Non per nulla in molti di questi lavori i titoli esplicativi rimandano all’intrico dei segnali simbolici del mondo di Alice, che viene riproposta come proiezione di un passato rimpianto nell’opera che descrive  Il vestito della festa, o Nella stanza dei giochi.
La tecnica di Roberta Serenari, che è quella tradizionale dell’olio su tela, gioca sulla piacevolezza meditata e calibrata dei giochi della luce e dell’ombra, su momenti contrappuntistici, e su impercettibili passaggi di colore che modulano atmosfere sospese e, in certi casi, persino metafisiche.

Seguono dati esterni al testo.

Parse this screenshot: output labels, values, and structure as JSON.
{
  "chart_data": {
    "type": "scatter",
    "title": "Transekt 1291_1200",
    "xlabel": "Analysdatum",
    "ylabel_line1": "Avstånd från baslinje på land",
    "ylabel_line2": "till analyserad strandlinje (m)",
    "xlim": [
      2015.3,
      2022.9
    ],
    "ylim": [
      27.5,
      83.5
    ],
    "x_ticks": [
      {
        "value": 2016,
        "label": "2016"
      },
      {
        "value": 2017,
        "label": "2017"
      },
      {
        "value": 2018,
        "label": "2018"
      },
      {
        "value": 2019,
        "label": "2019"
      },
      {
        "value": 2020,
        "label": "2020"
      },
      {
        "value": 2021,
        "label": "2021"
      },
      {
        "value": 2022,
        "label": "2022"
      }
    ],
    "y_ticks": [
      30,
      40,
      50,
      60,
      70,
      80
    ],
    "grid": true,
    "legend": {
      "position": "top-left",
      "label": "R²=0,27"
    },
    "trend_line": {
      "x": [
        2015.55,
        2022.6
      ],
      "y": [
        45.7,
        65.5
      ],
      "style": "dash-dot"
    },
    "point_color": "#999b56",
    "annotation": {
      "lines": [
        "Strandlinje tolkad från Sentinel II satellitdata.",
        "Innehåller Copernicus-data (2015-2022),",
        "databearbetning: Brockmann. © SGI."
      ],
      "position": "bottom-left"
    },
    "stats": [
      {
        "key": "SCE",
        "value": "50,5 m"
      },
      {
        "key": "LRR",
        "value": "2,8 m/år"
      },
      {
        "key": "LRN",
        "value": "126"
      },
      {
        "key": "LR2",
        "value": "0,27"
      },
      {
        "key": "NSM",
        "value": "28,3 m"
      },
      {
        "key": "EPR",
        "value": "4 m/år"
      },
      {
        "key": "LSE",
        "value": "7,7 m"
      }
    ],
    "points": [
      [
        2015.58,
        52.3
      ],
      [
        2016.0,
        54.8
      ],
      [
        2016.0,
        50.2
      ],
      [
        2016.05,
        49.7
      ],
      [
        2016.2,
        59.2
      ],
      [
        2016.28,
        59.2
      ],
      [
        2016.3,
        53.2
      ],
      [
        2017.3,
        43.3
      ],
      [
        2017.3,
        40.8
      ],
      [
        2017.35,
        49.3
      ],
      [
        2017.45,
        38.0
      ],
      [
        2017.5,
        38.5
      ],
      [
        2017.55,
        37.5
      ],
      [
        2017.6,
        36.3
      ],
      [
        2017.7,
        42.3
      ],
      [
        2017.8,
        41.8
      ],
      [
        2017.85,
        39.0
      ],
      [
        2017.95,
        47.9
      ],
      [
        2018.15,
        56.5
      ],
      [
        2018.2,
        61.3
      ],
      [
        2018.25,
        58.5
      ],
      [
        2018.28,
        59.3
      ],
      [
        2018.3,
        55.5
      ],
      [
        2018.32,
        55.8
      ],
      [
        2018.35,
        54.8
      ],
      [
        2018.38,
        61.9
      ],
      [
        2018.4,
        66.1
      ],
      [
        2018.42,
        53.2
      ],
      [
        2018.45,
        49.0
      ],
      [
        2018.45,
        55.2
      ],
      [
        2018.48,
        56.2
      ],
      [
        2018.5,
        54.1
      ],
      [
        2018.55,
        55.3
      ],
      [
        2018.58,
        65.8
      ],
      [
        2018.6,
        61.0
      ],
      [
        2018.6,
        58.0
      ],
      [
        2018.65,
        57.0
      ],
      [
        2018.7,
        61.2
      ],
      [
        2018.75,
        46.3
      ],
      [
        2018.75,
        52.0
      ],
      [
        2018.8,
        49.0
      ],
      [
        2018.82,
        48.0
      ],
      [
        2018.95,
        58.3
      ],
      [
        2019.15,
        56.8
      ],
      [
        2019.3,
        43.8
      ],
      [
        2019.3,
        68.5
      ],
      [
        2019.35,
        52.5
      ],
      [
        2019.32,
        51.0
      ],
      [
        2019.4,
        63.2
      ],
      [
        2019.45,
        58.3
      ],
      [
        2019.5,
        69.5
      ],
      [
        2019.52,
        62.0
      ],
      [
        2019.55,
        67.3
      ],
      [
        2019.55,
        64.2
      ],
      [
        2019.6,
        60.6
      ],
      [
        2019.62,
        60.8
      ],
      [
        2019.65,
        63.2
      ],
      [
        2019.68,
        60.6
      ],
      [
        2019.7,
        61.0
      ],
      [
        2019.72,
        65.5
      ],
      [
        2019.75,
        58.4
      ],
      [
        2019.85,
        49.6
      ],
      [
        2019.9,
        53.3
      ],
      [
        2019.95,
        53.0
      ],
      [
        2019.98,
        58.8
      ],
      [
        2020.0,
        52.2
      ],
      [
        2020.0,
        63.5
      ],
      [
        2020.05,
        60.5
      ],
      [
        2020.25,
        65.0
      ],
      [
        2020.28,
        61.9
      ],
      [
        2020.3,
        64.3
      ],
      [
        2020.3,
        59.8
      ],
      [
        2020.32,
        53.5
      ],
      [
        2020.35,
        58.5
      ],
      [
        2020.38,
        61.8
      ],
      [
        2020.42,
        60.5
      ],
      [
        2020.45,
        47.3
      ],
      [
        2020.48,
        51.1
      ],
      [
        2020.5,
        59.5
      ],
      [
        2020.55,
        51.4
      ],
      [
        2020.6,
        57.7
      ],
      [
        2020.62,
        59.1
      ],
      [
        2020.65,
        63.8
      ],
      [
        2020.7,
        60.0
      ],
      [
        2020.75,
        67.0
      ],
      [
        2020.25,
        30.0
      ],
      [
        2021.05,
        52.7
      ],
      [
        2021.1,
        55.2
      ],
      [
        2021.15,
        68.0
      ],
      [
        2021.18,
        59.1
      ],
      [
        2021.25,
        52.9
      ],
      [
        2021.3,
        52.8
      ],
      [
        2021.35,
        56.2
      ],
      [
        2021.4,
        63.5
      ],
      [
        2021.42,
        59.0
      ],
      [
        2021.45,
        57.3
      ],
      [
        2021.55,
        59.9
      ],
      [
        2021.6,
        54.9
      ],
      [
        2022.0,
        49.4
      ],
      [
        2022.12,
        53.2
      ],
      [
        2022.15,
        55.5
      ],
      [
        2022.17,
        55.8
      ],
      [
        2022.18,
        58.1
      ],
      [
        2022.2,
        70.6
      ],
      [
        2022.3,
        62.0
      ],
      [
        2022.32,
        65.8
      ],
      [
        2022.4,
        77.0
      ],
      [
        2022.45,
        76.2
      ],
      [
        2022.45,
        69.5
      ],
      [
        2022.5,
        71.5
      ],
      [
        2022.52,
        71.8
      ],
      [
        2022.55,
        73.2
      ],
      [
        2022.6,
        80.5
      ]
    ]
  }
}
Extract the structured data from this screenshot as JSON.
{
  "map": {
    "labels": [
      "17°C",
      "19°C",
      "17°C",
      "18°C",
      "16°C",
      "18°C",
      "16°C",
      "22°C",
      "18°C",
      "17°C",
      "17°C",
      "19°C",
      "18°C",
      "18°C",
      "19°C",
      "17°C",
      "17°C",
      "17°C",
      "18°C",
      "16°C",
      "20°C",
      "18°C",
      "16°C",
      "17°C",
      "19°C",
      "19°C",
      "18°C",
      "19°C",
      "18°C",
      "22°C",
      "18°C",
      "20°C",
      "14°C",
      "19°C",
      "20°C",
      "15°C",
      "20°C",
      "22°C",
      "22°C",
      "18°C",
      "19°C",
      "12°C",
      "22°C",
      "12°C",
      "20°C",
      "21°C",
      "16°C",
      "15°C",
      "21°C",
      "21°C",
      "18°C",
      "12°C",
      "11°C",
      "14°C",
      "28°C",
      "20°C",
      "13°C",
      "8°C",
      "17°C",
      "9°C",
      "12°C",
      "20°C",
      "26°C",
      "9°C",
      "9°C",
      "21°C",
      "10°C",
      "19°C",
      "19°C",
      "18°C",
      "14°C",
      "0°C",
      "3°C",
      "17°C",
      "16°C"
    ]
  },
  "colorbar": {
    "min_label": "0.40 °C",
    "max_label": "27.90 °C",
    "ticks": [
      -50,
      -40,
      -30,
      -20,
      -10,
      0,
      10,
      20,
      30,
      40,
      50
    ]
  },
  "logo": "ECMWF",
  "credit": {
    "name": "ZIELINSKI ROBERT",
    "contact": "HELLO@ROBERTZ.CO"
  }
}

A volte la necessità di essere essenziale riduce gli sfondi a pochi arredi, lasciando la figura centrale, solitamente infantile, in una sorta di sospensione fisica ed esistenziale.
Altre volte invece la pittrice ama analizzare in piena luce le forme più disparate di un mondo concreto ma incongruo, popolato probabilmente, più che dagli oggetti, dalle emanazioni dei sogni e dei ricordi del personaggio femminile adolescente che lo abita, e che ha ormai imparato a dominare la realtà.
L’Alice che vive in questi quadri è forse ancora quella di Lewis Carroll, poiché dalla memoria del suo lontano viaggio infantile è rimasto il gusto di reinterpretare lo spazio in prospettive immaginose e di attribuire agli oggetti una valenza totemica.
Ma è anche evidente che si tratta  di un Alice ormai cresciuta, ben capace di distinguere e di scegliere la parte giusta dello specchio.